Il 1° agosto in Svizzera non è solo una data sul calendario, è una festa nazionale. È un momento. È l’attimo in cui un’intera nazione si ferma, anche solo per un secondo, a chiedersi: da dove veniamo? E dove stiamo andando?
Festa nazionale svizzera 1 agosto: tutto parte dal Grütli?
Il prato del Grütli, all’alba, è avvolto da una nebbia sottile.
L’erba è bagnata. Nessuno ancora parla. Poi, lentamente, iniziano ad arrivare le persone. C’è chi ha percorso ore in treno, chi si è svegliato alle cinque, chi semplicemente sentiva il bisogno di esserci. Perché quel prato – che a vederlo così non ha nulla di speciale – è un simbolo.
Qui, raccontano le leggende, nel 1291 tre Cantoni si giurarono fedeltà e aiuto reciproco. Uri, Svitto, Untervaldo. Un patto semplice, scritto su pergamena, ma diventato – col tempo – l’atto fondativo della Svizzera. La “nostra Costituzione antica”, qualcuno la chiama così.
Ma attenzione: nessuno ci ha creduto davvero, per secoli. Il documento fu riscoperto solo nel 1758, abbandonato in un archivio di Svitto. All’epoca era poco più di una nota a margine della storia. Solo alla fine dell’Ottocento il Consiglio federale ne colse il potenziale. E nel 1891 dichiarò il 1° agosto giorno della memoria nazionale. Festa, però, diventò davvero tale solo nel 1994.
E oggi? Oggi la festa nazionale svizzera del 1 agosto è tante cose insieme. È tradizione, certo. Ma è anche resistenza. È chi, in un mondo sempre più frenetico, decide che vale ancora la pena raccontarsi come popolo. Nonostante tutto.

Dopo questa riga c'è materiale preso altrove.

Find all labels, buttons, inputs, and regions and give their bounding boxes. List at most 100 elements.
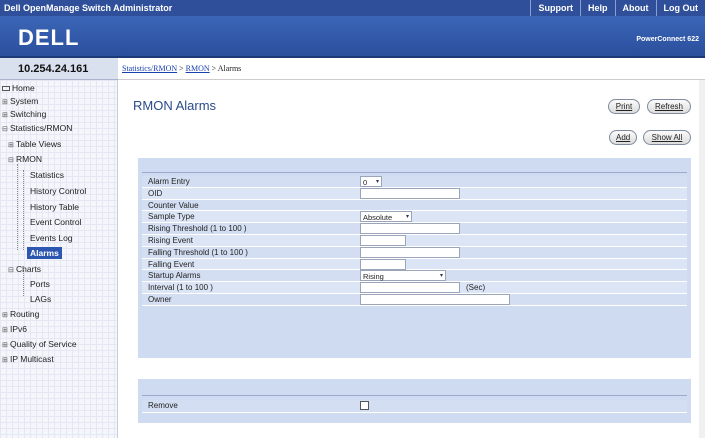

Il discorso del presidente o della presidente della Confederazione si tiene, quasi sempre, proprio qui al Grütli. Quest’anno tocca a Karin Keller-Sutter. L’anno scorso, invece, Viola Amherd parlò altrove, rompendo la consuetudine. E in fondo, va bene così. Perché la coesione non si impone: si coltiva.
Festa nazionale svizzera 1 agosto: tradizione, fuochi e nuove domande
Alle nove di sera, nelle valli ticinesi, le prime esplosioni colorano il cielo. I fuochi d’artificio, rumorosi, vibrano tra le montagne. I bambini saltano, ridono, alcuni si coprono le orecchie. È spettacolo puro, certo. Ma non per tutti. Negli ultimi anni, il dibattito si è acceso: troppo inquinanti, troppo forti, troppo cari. C’è già chi li ha sostituiti coi droni. C’è anche chi propone di vietarli del tutto. Un’iniziativa popolare è sul tavolo. Secondo un sondaggio? La maggior parte degli svizzeri voterebbe sì.

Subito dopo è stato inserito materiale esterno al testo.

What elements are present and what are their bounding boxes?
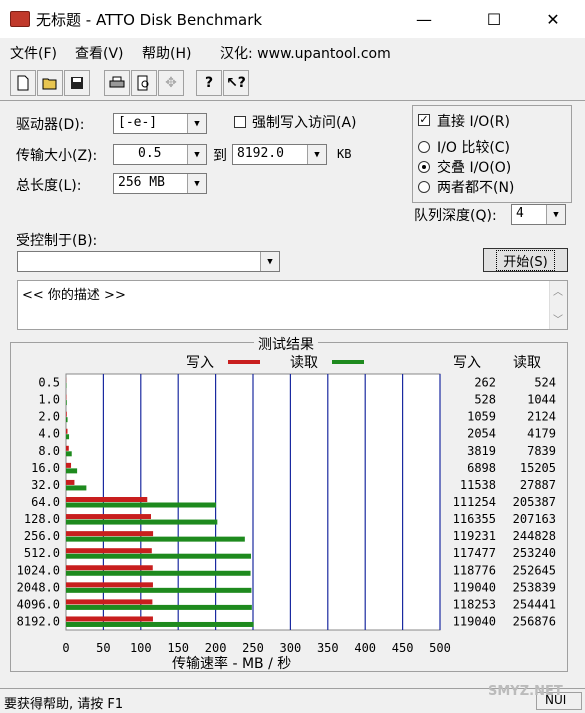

Eppure, qualcosa resiste. Le grigliate nei giardini, l’odore di cervelas abbrustoliti, la birra nei bicchieri di plastica. La nonna che ricorda quando il 1° agosto non era ancora giorno di vacanza. Il papà che racconta la storia di Guglielmo Tell al figlio, ma sbaglia la data. Poco importa. Conta l’intenzione.
Nelle città si organizzano cortei in costume. Lanterne con gli stemmi cantonali. Il coro dei jodel risuona tra le vie, mentre qualche turista – sorpreso – si ferma a filmare. Ma il momento più autentico, forse, arriva quando tutto tace. Quando, tra una parola e l’altra, si sente solo il crepitare dei fuochi.
E poi, l’inno. Il Salmo svizzero, scritto nel 1841, adottato ufficialmente nel 1981. Le parole in italiano non tutti le sanno, ma ci provano comunque. “Cittadino, Dio lo vuol”. Una frase che oggi fa un po’ storcere il naso, forse. Ma resta lì, intatta. Come un ponte con un tempo che non c’è più.
Ognuno vive la festa a modo suo. C’è chi la onora. C’è chi la ignora. Ma tutti, anche solo per un istante, sanno che è il 1° agosto. Che la Svizzera oggi celebra qualcosa di più di un patto antico. Celebra se stessa. Con i suoi dubbi, le sue certezze. Con le sue mille identità, che si tengono insieme nonostante tutto.
E allora sì, anche se il mondo corre veloce, anche se cambiano i governi e le mode, anche se forse un giorno smetteremo di accendere falò, la festa nazionale svizzera del 1 agosto continuerà ad esistere. In forme nuove. Ma con la stessa domanda in sottofondo: chi siamo, davvero?